Pense no trajeto de hoje de manhã. Aquela lata de sardinha metálica que chamam de transporte público, o cheiro azedo de desodorante vencido misturado com o suor frio da ansiedade coletiva. Ali, naquele momento, você já estava perdendo. Seu metabolismo estava convertendo aquele café da manhã de padaria — puro carboidrato refinado e gordura hidrogenada — não em “inovação”, mas em calor residual e estresse oxidativo. O que chamamos de “valor econômico” é, termodinamicamente falando, o subproduto da degradação das suas artérias e do encurtamento dos seus telômeros. Você troca a integridade da sua mucosa gástrica por um dígito em um servidor bancário que nem sequer é tangível. É uma troca estúpida. É como vender o motor do carro para comprar gasolina para um carro que não tem mais motor.
Que palhaçada.
O Placebo Ergonômico
E para que a engrenagem não trave com os gritos da sua biologia protestando, o mercado inventou a “gourmetização” do sofrimento. Eles te vendem a ilusão de que o problema não é a exploração da sua vitalidade, mas a falta de suporte lombar adequado. Veja o nível da insanidade: há quem parcele em vinte vezes a compra de um trono de polímero de 15 mil reais, acreditando piamente que uma malha tecnológica vai impedir que a gravidade e o capitalismo esmaguem sua coluna vertebral. É patético. É como colocar uma almofada de veludo na guilhotina e agradecer ao carrasco pelo conforto.

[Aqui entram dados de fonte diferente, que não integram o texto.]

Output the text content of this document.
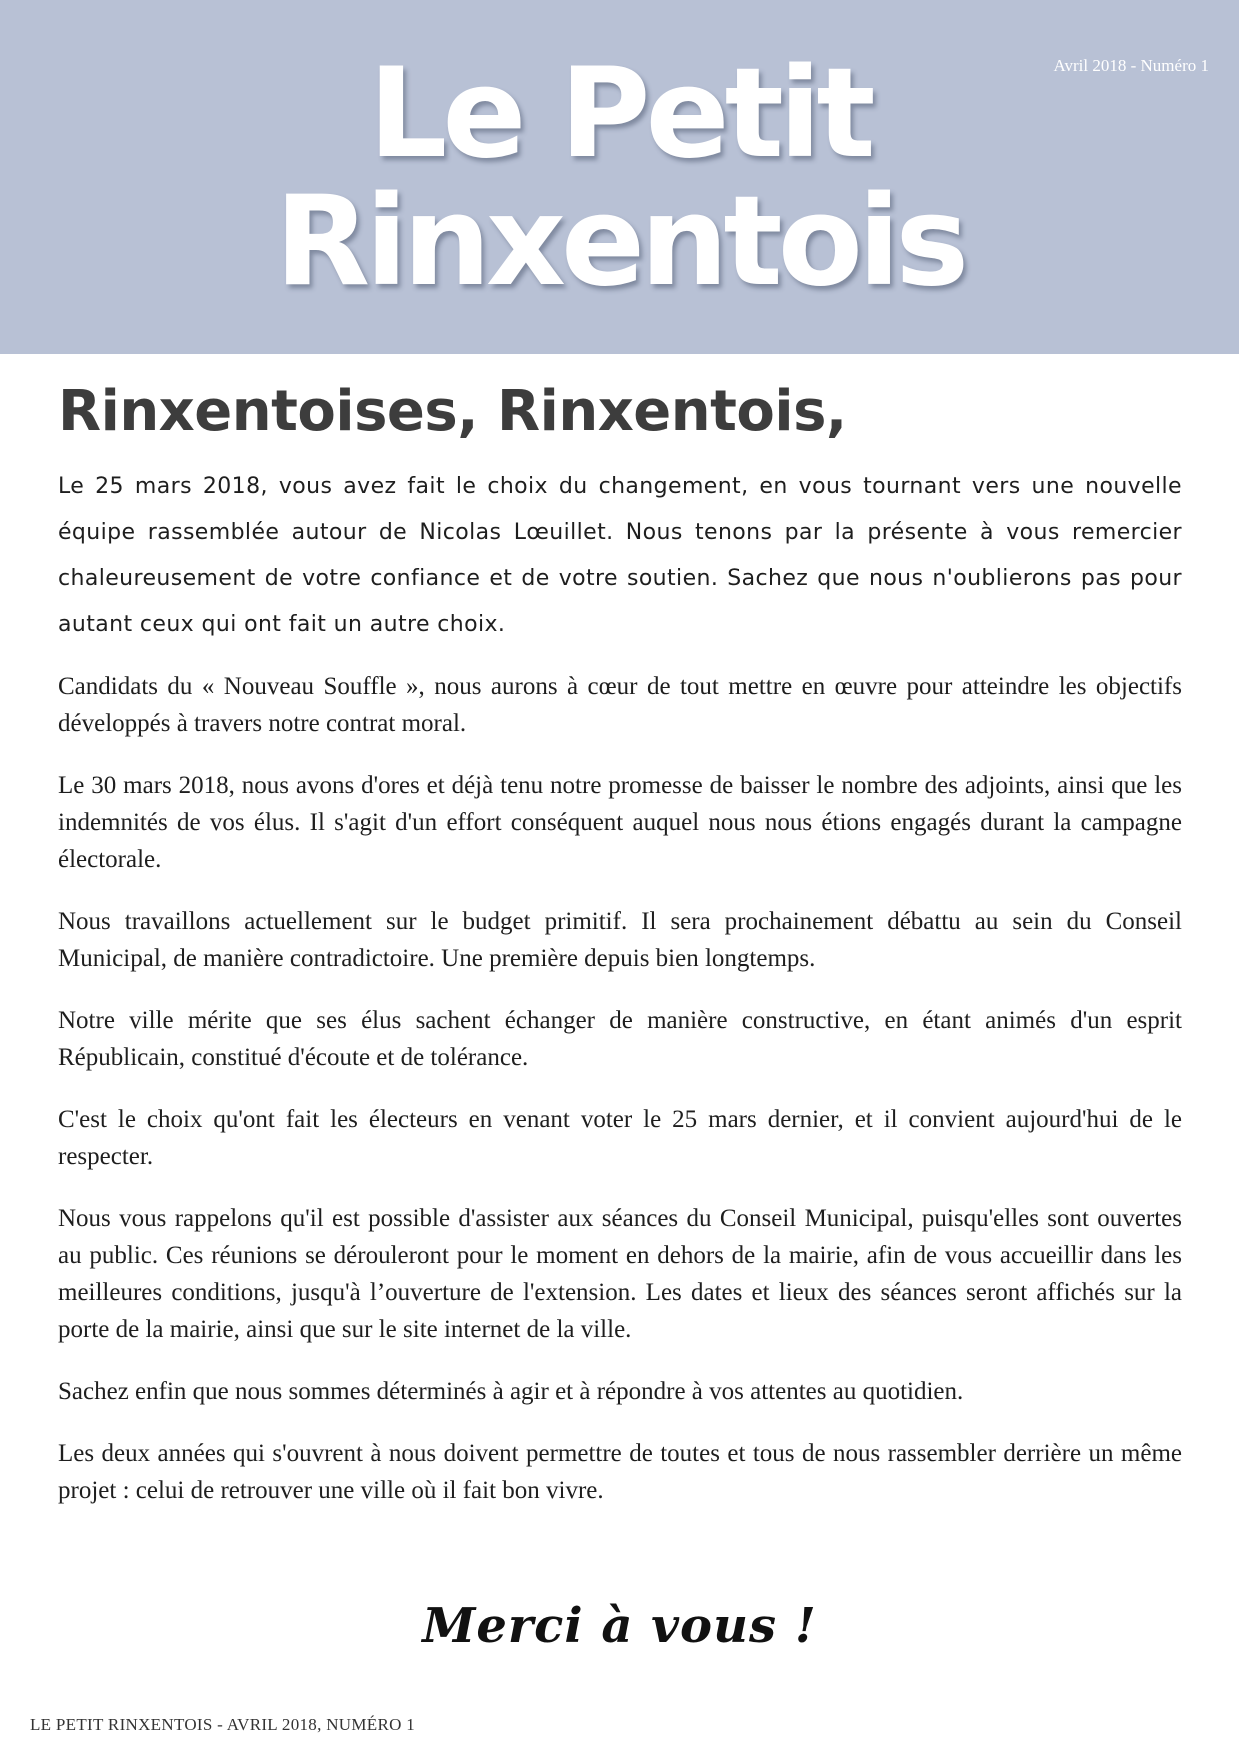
Avril 2018 - Numéro 1
Le Petit
Rinxentois
Rinxentoises, Rinxentois,

Le 25 mars 2018, vous avez fait le choix du changement, en vous tournant vers une nouvelle équipe rassemblée autour de Nicolas Lœuillet. Nous tenons par la présente à vous remercier chaleureusement de votre confiance et de votre soutien. Sachez que nous n'oublierons pas pour autant ceux qui ont fait un autre choix.

Candidats du « Nouveau Souffle », nous aurons à cœur de tout mettre en œuvre pour atteindre les objectifs développés à travers notre contrat moral.

Le 30 mars 2018, nous avons d'ores et déjà tenu notre promesse de baisser le nombre des adjoints, ainsi que les indemnités de vos élus. Il s'agit d'un effort conséquent auquel nous nous étions engagés durant la campagne électorale.

Nous travaillons actuellement sur le budget primitif. Il sera prochainement débattu au sein du Conseil Municipal, de manière contradictoire. Une première depuis bien longtemps.

Notre ville mérite que ses élus sachent échanger de manière constructive, en étant animés d'un esprit Républicain, constitué d'écoute et de tolérance.

C'est le choix qu'ont fait les électeurs en venant voter le 25 mars dernier, et il convient aujourd'hui de le respecter.

Nous vous rappelons qu'il est possible d'assister aux séances du Conseil Municipal, puisqu'elles sont ouvertes au public. Ces réunions se dérouleront pour le moment en dehors de la mairie, afin de vous accueillir dans les meilleures conditions, jusqu'à l’ouverture de l'extension. Les dates et lieux des séances seront affichés sur la porte de la mairie, ainsi que sur le site internet de la ville.

Sachez enfin que nous sommes déterminés à agir et à répondre à vos attentes au quotidien.

Les deux années qui s'ouvrent à nous doivent permettre de toutes et tous de nous rassembler derrière un même projet : celui de retrouver une ville où il fait bon vivre.

Merci à vous !
LE PETIT RINXENTOIS - AVRIL 2018, NUMÉRO 1
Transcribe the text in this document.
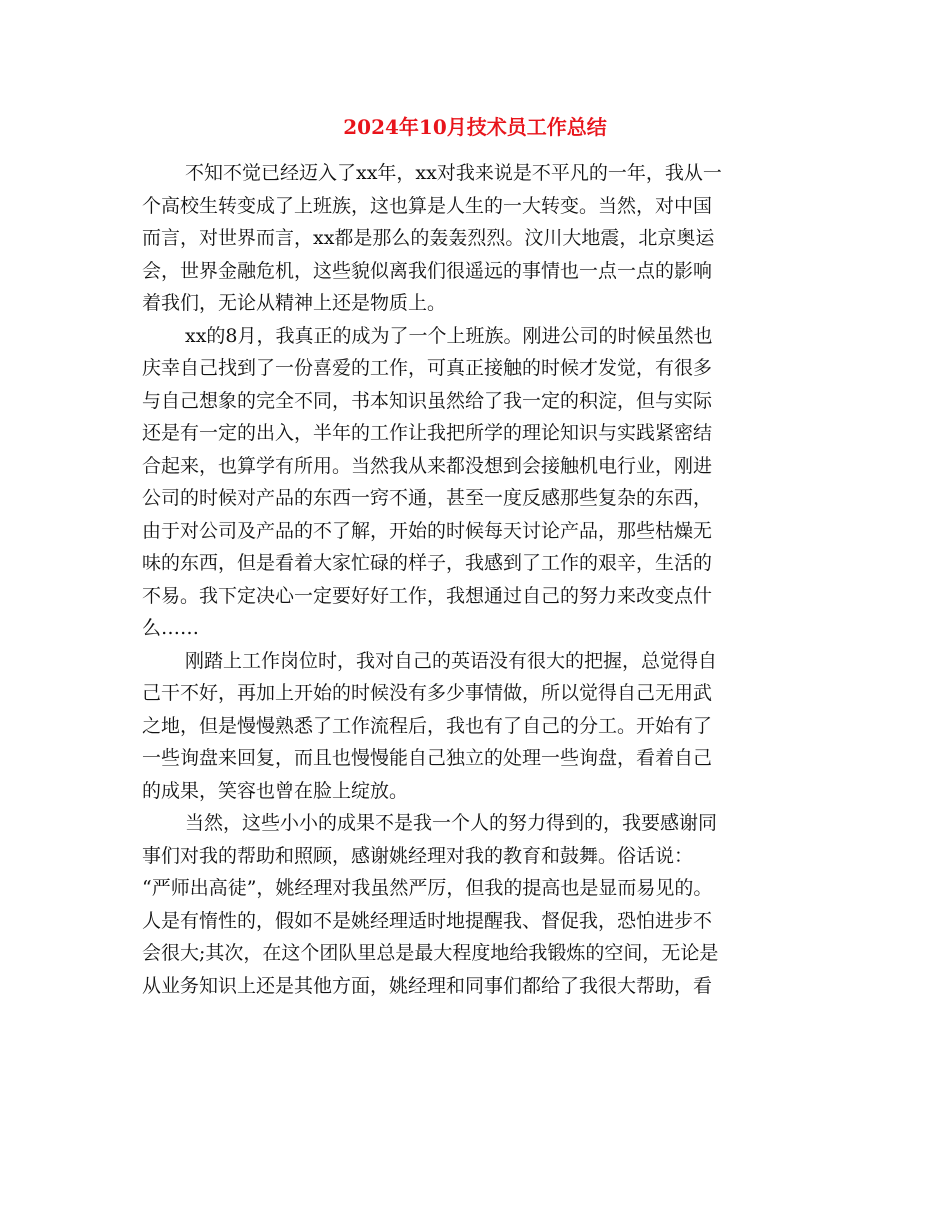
2024年10月技术员工作总结

不知不觉已经迈入了xx年，xx对我来说是不平凡的一年，我从一
个高校生转变成了上班族，这也算是人生的一大转变。当然，对中国
而言，对世界而言，xx都是那么的轰轰烈烈。汶川大地震，北京奥运
会，世界金融危机，这些貌似离我们很遥远的事情也一点一点的影响
着我们，无论从精神上还是物质上。

xx的8月，我真正的成为了一个上班族。刚进公司的时候虽然也
庆幸自己找到了一份喜爱的工作，可真正接触的时候才发觉，有很多
与自己想象的完全不同，书本知识虽然给了我一定的积淀，但与实际
还是有一定的出入，半年的工作让我把所学的理论知识与实践紧密结
合起来，也算学有所用。当然我从来都没想到会接触机电行业，刚进
公司的时候对产品的东西一窍不通，甚至一度反感那些复杂的东西，
由于对公司及产品的不了解，开始的时候每天讨论产品，那些枯燥无
味的东西，但是看着大家忙碌的样子，我感到了工作的艰辛，生活的
不易。我下定决心一定要好好工作，我想通过自己的努力来改变点什
么……

刚踏上工作岗位时，我对自己的英语没有很大的把握，总觉得自
己干不好，再加上开始的时候没有多少事情做，所以觉得自己无用武
之地，但是慢慢熟悉了工作流程后，我也有了自己的分工。开始有了
一些询盘来回复，而且也慢慢能自己独立的处理一些询盘，看着自己
的成果，笑容也曾在脸上绽放。

当然，这些小小的成果不是我一个人的努力得到的，我要感谢同
事们对我的帮助和照顾，感谢姚经理对我的教育和鼓舞。俗话说：
“严师出高徒”，姚经理对我虽然严厉，但我的提高也是显而易见的。
人是有惰性的，假如不是姚经理适时地提醒我、督促我，恐怕进步不
会很大;其次，在这个团队里总是最大程度地给我锻炼的空间，无论是
从业务知识上还是其他方面，姚经理和同事们都给了我很大帮助，看
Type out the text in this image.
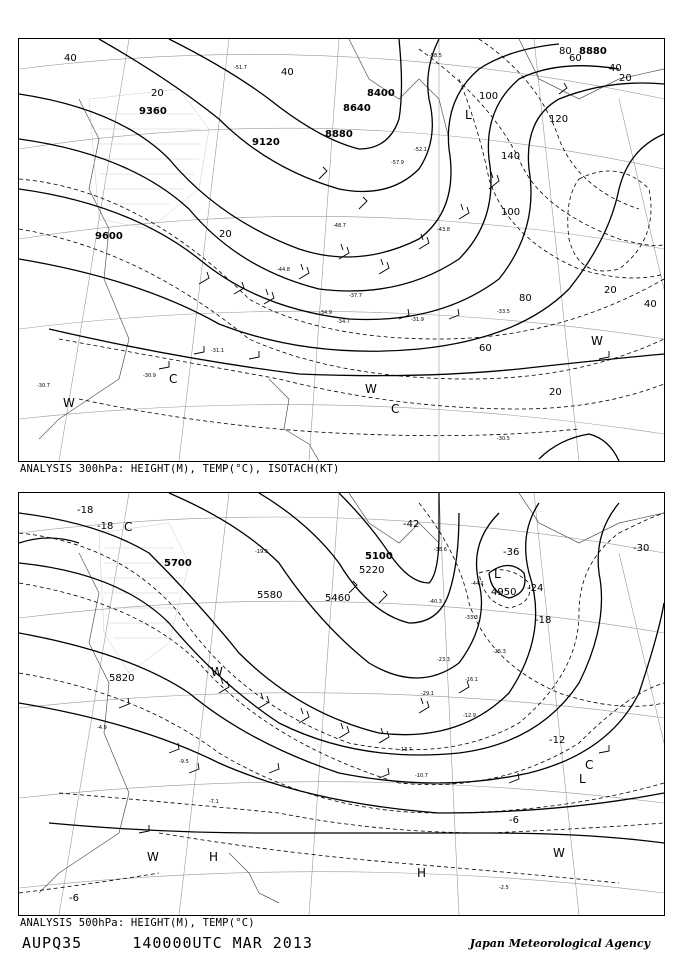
9600
9360
9120
8880
8640
8400
8880
40
20
40
20
60
80
100
120
140
100
80
60
40
20
40
20
20
-58.5
-57.9
-52.1
-51.7
-48.7
-44.8
-43.8
-37.7
-34.9
-34.7
-33.5
-31.9
-31.1
-30.7
-30.5
-30.9
L
C
W	C
W
W
ANALYSIS 300hPa: HEIGHT(M), TEMP(°C), ISOTACH(KT)
5700
5580	5460
5100
5220
5820
4950
-18
-18	-42
-36	-30
-24
-18
-12
-6
-6
-44.1
-40.3
-38.6
-33.3
-29.1
-25.3
-23.3
-19.3
-16.1
-13.7
-12.9
-10.7
-9.5
-7.1
-4.9
-2.5
C
L
W
H
H
W	W
C
L
ANALYSIS 500hPa: HEIGHT(M), TEMP(°C)
AUPQ35	140000UTC MAR 2013	Japan Meteorological Agency
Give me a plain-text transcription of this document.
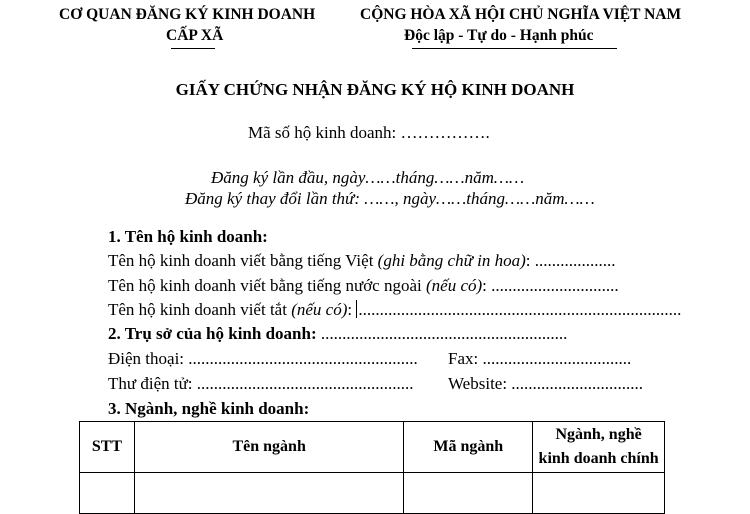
CƠ QUAN ĐĂNG KÝ KINH DOANH
CẤP XÃ
CỘNG HÒA XÃ HỘI CHỦ NGHĨA VIỆT NAM
Độc lập - Tự do - Hạnh phúc
GIẤY CHỨNG NHẬN ĐĂNG KÝ HỘ KINH DOANH
Mã số hộ kinh doanh: …………….
Đăng ký lần đầu, ngày……tháng……năm……
Đăng ký thay đổi lần thứ: ……, ngày……tháng……năm……
1. Tên hộ kinh doanh:
Tên hộ kinh doanh viết bằng tiếng Việt (ghi bằng chữ in hoa): ...................
Tên hộ kinh doanh viết bằng tiếng nước ngoài (nếu có): ..............................
Tên hộ kinh doanh viết tắt (nếu có): ............................................................................
2. Trụ sở của hộ kinh doanh: ..........................................................
Điện thoại: ...................................................... Fax: ...................................
Thư điện tử: ................................................... Website: ...............................
3. Ngành, nghề kinh doanh:
STT	Tên ngành	Mã ngành	Ngành, nghề
kinh doanh chính
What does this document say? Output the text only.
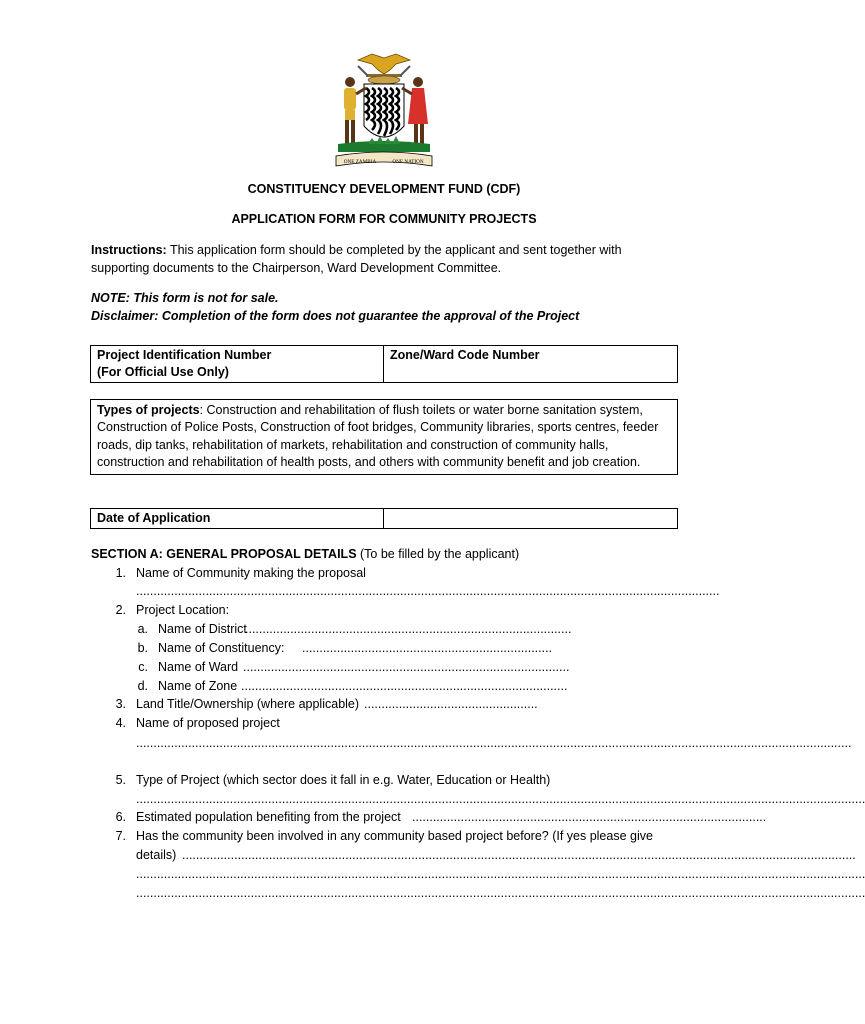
ONE ZAMBIA	ONE NATION
CONSTITUENCY DEVELOPMENT FUND (CDF)
APPLICATION FORM FOR COMMUNITY PROJECTS
Instructions: This application form should be completed by the applicant and sent together with supporting documents to the Chairperson, Ward Development Committee.
NOTE: This form is not for sale.
Disclaimer: Completion of the form does not guarantee the approval of the Project
Project Identification Number
(For Official Use Only)

Zone/Ward Code Number
Types of projects: Construction and rehabilitation of flush toilets or water borne sanitation system, Construction of Police Posts, Construction of foot bridges, Community libraries, sports centres, feeder roads, dip tanks, rehabilitation of markets, rehabilitation and construction of community halls, construction and rehabilitation of health posts, and others with community benefit and job creation.
Date of Application	
SECTION A: GENERAL PROPOSAL DETAILS (To be filled by the applicant)
1. Name of Community making the proposal
........................................................................................................................................................................
2. Project Location:
a. Name of District
..............................................................................................
b. Name of Constituency: ........................................................................
c. Name of Ward ..............................................................................................
d. Name of Zone ..............................................................................................
3. Land Title/Ownership (where applicable) ..................................................
4. Name of proposed project
..............................................................................................................................................................................................................
5. Type of Project (which sector does it fall in e.g. Water, Education or Health)
..................................................................................................................................................................................................................
6. Estimated population benefiting from the project ......................................................................................................
7. Has the community been involved in any community based project before? (If yes please give
details) ..................................................................................................................................................................................................
..................................................................................................................................................................................................................
..................................................................................................................................................................................................................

Essa busca por conforto no abatedouro é o sintoma final da nossa inércia. Você senta nessa maravilha da engenharia, ajusta a inclinação, sente a rede abraçar suas costas doloridas e, por um breve segundo, a dopamina engana seu cérebro. “Agora sim”, você pensa, “agora serei produtivo”. Mas a única coisa que essa cadeira faz é permitir que você permaneça imóvel por mais horas, acelerando a atrofia muscular enquanto seus olhos secam diante de uma tela brilhante que drena sua alma pixel por pixel. O conforto é apenas um anestésico para que você não perceba que está sendo digerido vivo pelo sistema.
Isso não faz o menor sentido.
O Parasita de Silício
Como se nossa obsolescência biológica não fosse humilhante o suficiente, agora temos que lidar com o surgimento do “contador automatizado”. Não vou usar aquela sigla da moda que todos adoram repetir; recuso-me a dar nome humano a uma calculadora glorificada. O que temos é a materialização do Demônio de Maxwell: uma entidade fria, sem pulso e sem alma, capaz de ordenar bits e reduzir a entropia informacional com uma eficiência que faz o nosso córtex cerebral parecer uma máquina a vapor enferrujada.
Enquanto você sua frio para tentar ser “criativo” ou “estratégico”, esse parasita de silício varre terabytes de dados, separando o sinal do ruído sem jamais sentir tédio, fome ou a necessidade existencial de olhar para o teto e questionar suas escolhas de vida. A subjetividade humana — suas dúvidas, seus medos, aquela intuição que você tanto valoriza — para a física da informação, é apenas ruído térmico. Erro de processamento. A máquina não hesita. Ela achata a curva de probabilidade até que tudo seja previsível, estéril e perfeitamente morto.
O futuro não é uma guerra contra os robôs. É muito pior. É a irrelevância. O valor costumava vir do suor, do atrito, da dificuldade de fazer as coisas. Agora que o autômato removeu o atrito, o que resta para você? Apenas a função de consumidor passivo, um observador cansado de um fluxo de dados gerado por algoritmos que não sentem nada, para ser lido por humanos que já não conseguem sentir nada além de exaustão.
Que cansaço.
Não espere uma lição de moral ou um raio de esperança no final deste texto. A termodinâmica não negocia com o seu otimismo. Seu café esfriou, a conta do bar vai chegar e, amanhã, o despertador vai tocar na mesma hora ingrata de sempre, exigindo mais um pedaço da sua sanidade em troca da sobrevivência. Beba logo isso.